The music grew louder, more distinct, as she continued, and it played with the clarity not available when heard through speakers.

It was clear enough to be the source of the broadcast.

Ahead, after she passed another eight fixtures, the hall ended.

Before her, lit in the ghostly orange light, stood a plain office door with a frosted glass window. Probably a thousand like them in West Berlin. Ten thousand. She tried to find comfort in the familiarity.

A brass plaque was tacked over the door.

‘SWEDISH RHAPSODY NO. 1’ STATION

The rhapsody played behind the door, along with a smattering of mumbles and whispers.

The girl’s voice picked up next—just feet away from where Elsa stood. The same voice Alex had transcribed into countless notebooks and sheaves of paper.

Achtung

!

Eins, Zwei, Sieben, Sieben, Sieben . . .

A shadow appeared behind the frosted glass.

The doorknob twisted.

Elsa threw herself against the wall.
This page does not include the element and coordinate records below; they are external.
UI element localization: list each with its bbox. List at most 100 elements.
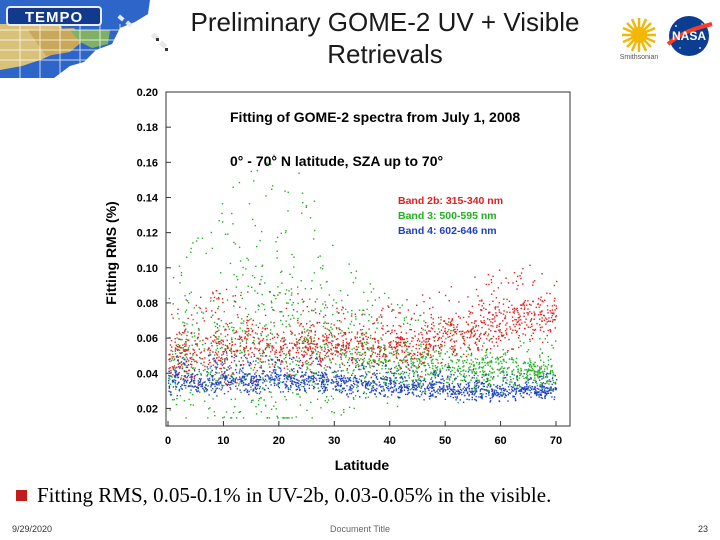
data-point <box>322 325 325 328</box>
data-point <box>219 382 221 384</box>
data-point <box>180 274 183 276</box>
data-point <box>175 379 177 382</box>
data-point <box>195 343 197 345</box>
data-point <box>222 301 224 304</box>
data-point <box>330 361 332 363</box>
data-point <box>480 396 482 398</box>
data-point <box>441 387 443 390</box>
data-point <box>400 325 402 328</box>
data-point <box>178 388 181 391</box>
data-point <box>179 366 181 369</box>
data-point <box>285 289 288 291</box>
data-point <box>250 386 252 388</box>
data-point <box>187 374 190 377</box>
data-point <box>526 377 528 379</box>
data-point <box>553 396 556 398</box>
data-point <box>362 313 364 315</box>
data-point <box>379 372 381 374</box>
data-point <box>256 333 258 335</box>
data-point <box>459 317 461 319</box>
data-point <box>221 357 223 359</box>
data-point <box>516 330 518 332</box>
data-point <box>543 370 546 373</box>
data-point <box>367 388 370 391</box>
data-point <box>271 376 273 378</box>
data-point <box>177 376 180 379</box>
data-point <box>382 375 384 377</box>
data-point <box>356 340 358 342</box>
data-point <box>508 358 511 360</box>
data-point <box>278 360 281 362</box>
data-point <box>439 322 442 324</box>
data-point <box>415 380 417 382</box>
data-point <box>418 379 420 381</box>
data-point <box>184 311 187 313</box>
data-point <box>270 321 272 323</box>
data-point <box>242 380 244 382</box>
data-point <box>326 376 328 378</box>
data-point <box>204 386 206 388</box>
data-point <box>455 362 458 364</box>
data-point <box>256 387 258 390</box>
data-point <box>304 339 306 341</box>
data-point <box>398 396 400 398</box>
data-point <box>370 376 372 379</box>
data-point <box>537 373 539 375</box>
data-point <box>331 340 333 342</box>
data-point <box>344 332 346 334</box>
data-point <box>386 330 389 333</box>
data-point <box>295 373 297 376</box>
data-point <box>526 376 528 378</box>
data-point <box>409 388 411 391</box>
data-point <box>285 375 287 377</box>
data-point <box>186 377 188 379</box>
data-point <box>529 264 531 266</box>
data-point <box>377 363 379 365</box>
data-point <box>341 363 344 365</box>
data-point <box>363 391 365 393</box>
data-point <box>364 386 367 388</box>
data-point <box>316 358 318 360</box>
data-point <box>224 374 227 377</box>
data-point <box>360 345 363 347</box>
data-point <box>295 341 298 343</box>
data-point <box>355 349 357 351</box>
data-point <box>332 244 334 247</box>
data-point <box>494 306 496 309</box>
data-point <box>401 351 403 353</box>
data-point <box>388 359 390 362</box>
data-point <box>203 350 205 352</box>
data-point <box>305 345 307 347</box>
data-point <box>393 383 395 385</box>
data-point <box>483 375 485 377</box>
data-point <box>396 379 398 382</box>
data-point <box>449 323 452 325</box>
data-point <box>287 302 289 304</box>
data-point <box>412 392 414 394</box>
data-point <box>301 385 303 388</box>
data-point <box>195 360 197 362</box>
data-point <box>177 363 179 365</box>
data-point <box>268 363 270 365</box>
data-point <box>364 354 367 356</box>
data-point <box>523 361 525 363</box>
data-point <box>334 386 336 388</box>
data-point <box>193 332 196 334</box>
data-point <box>338 375 340 378</box>
data-point <box>344 317 346 320</box>
data-point <box>496 387 499 389</box>
data-point <box>402 359 404 362</box>
data-point <box>247 361 249 364</box>
data-point <box>462 360 464 362</box>
data-point <box>419 353 421 355</box>
data-point <box>398 344 400 346</box>
data-point <box>470 369 472 371</box>
data-point <box>309 347 311 349</box>
data-point <box>395 377 397 379</box>
data-point <box>232 186 234 188</box>
data-point <box>508 300 511 302</box>
data-point <box>256 292 259 294</box>
data-point <box>455 390 457 392</box>
data-point <box>353 398 355 400</box>
data-point <box>175 344 178 346</box>
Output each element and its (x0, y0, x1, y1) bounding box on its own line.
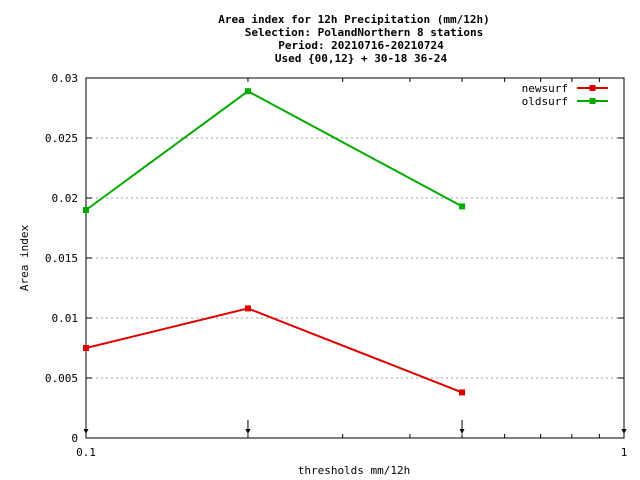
data-point-oldsurf-0 (83, 207, 89, 213)
legend-marker-newsurf (589, 85, 596, 91)
y-tick-label-3: 0.015 (45, 252, 78, 265)
title-line-3: Period: 20210716-20210724 (278, 39, 444, 52)
title-line-4: Used {00,12} + 30-18 36-24 (275, 52, 448, 65)
threshold-marker-arrow-2 (459, 429, 465, 434)
x-axis-ticks: 0.1 1 (76, 78, 627, 459)
data-point-oldsurf-1 (244, 88, 251, 95)
data-point-newsurf-1 (244, 305, 251, 312)
legend-label-oldsurf: oldsurf (522, 95, 568, 108)
y-axis-ticks: 0 0.005 0.01 0.015 0.02 0.025 0.03 (45, 72, 624, 445)
series-line-newsurf (85, 307, 463, 394)
threshold-markers (83, 420, 627, 434)
y-axis-label: Area index (18, 225, 31, 292)
chart-title: Area index for 12h Precipitation (mm/12h… (218, 13, 490, 65)
y-tick-label-1: 0.005 (45, 372, 78, 385)
legend-marker-oldsurf (589, 98, 596, 104)
series-line-oldsurf (85, 90, 463, 211)
data-point-oldsurf-2 (459, 203, 466, 210)
y-tick-label-2: 0.01 (52, 312, 79, 325)
data-series (83, 88, 466, 396)
x-axis-label: thresholds mm/12h (298, 464, 411, 477)
x-tick-label-0: 0.1 (76, 446, 96, 459)
threshold-marker-arrow-3 (621, 429, 627, 434)
title-line-1: Area index for 12h Precipitation (mm/12h… (218, 13, 490, 26)
threshold-marker-arrow-0 (83, 429, 89, 434)
threshold-marker-arrow-1 (245, 429, 251, 434)
y-tick-label-0: 0 (71, 432, 78, 445)
y-tick-label-6: 0.03 (52, 72, 79, 85)
title-line-2: Selection: PolandNorthern 8 stations (245, 26, 483, 39)
y-tick-label-4: 0.02 (52, 192, 79, 205)
x-tick-label-1: 1 (621, 446, 628, 459)
y-tick-label-5: 0.025 (45, 132, 78, 145)
grid-lines (86, 137, 624, 379)
data-point-newsurf-0 (83, 345, 89, 351)
data-point-newsurf-2 (459, 389, 466, 396)
legend-label-newsurf: newsurf (522, 82, 568, 95)
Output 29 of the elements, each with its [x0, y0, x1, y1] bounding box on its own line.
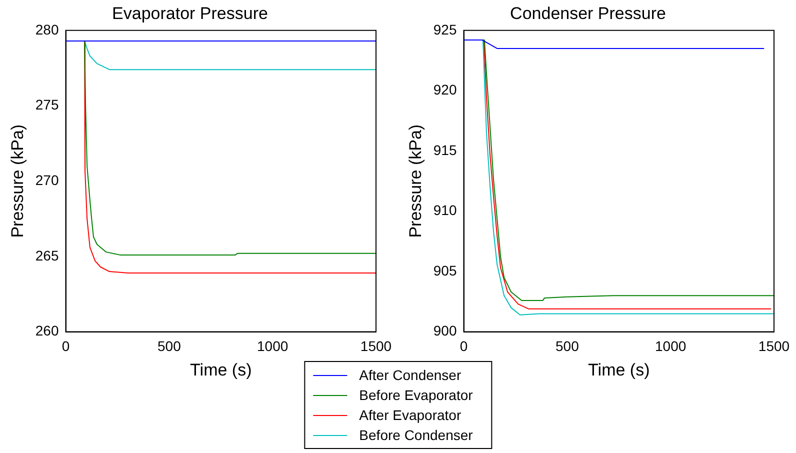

She sucked in hard to flatten herself against the stones like she was standing on a tenth-floor ledge.

The door opened outward, shielding her Elsa, and then closed.

A girl had walked out. Slim, blonde, with dusty jeans and a t-shirt—fresh off of any school playground. The girl shut the door behind her and walked down the hall. Her footfalls echoed over the dipping pipe, even after she disappeared up the first set of stairs that led to the street.

After the girl’s footsteps faded, Elsa adjusted her sweaty grip on the gun.

No use in waiting.

Elsa turned the knob. The door glided open on mercifully silent hinges.

She peeked in first, hand tight on the knob.

The room was as big as her flat bedroom, with the same stone walls and electric lights as the hall.

A desk-style console filled with lights, levers and buttons lined the wall opposite the door. The console was divided into different work stations, each possessing the same configuration of dials and levers and marked with different designations—FM, AM, SHORTWAVE, SATTELITE, PLASMA LASER, and a few others written in the strange language Elsa saw on the poster in the alley. The stations were crammed with switches and toggles, each like the cockpit of a jetliner. There were small monitors built into each console with foreign characters that scrolled across a flickering screen.

Someone sat in an office chair at the SHORTWAVE station, the high back blocking Elsa’s view of the occupant. Next to the chair, a conventional microphone jutted from one of the control panels. The person in the chair held a hand-crank music box up to the microphone with small, gray hands and turned the small crank to play the rhapsody over the airwaves.

On the other side, a ball of avocado-green light about the size of a peach floated in the air. Other dials and electrodes emitted the same sickly green hue, which made Elsa’s eyes flutter and her stomach queasy.

The gun—the useless hunk of steel and brass—almost slipped from her sweat-slicked hand.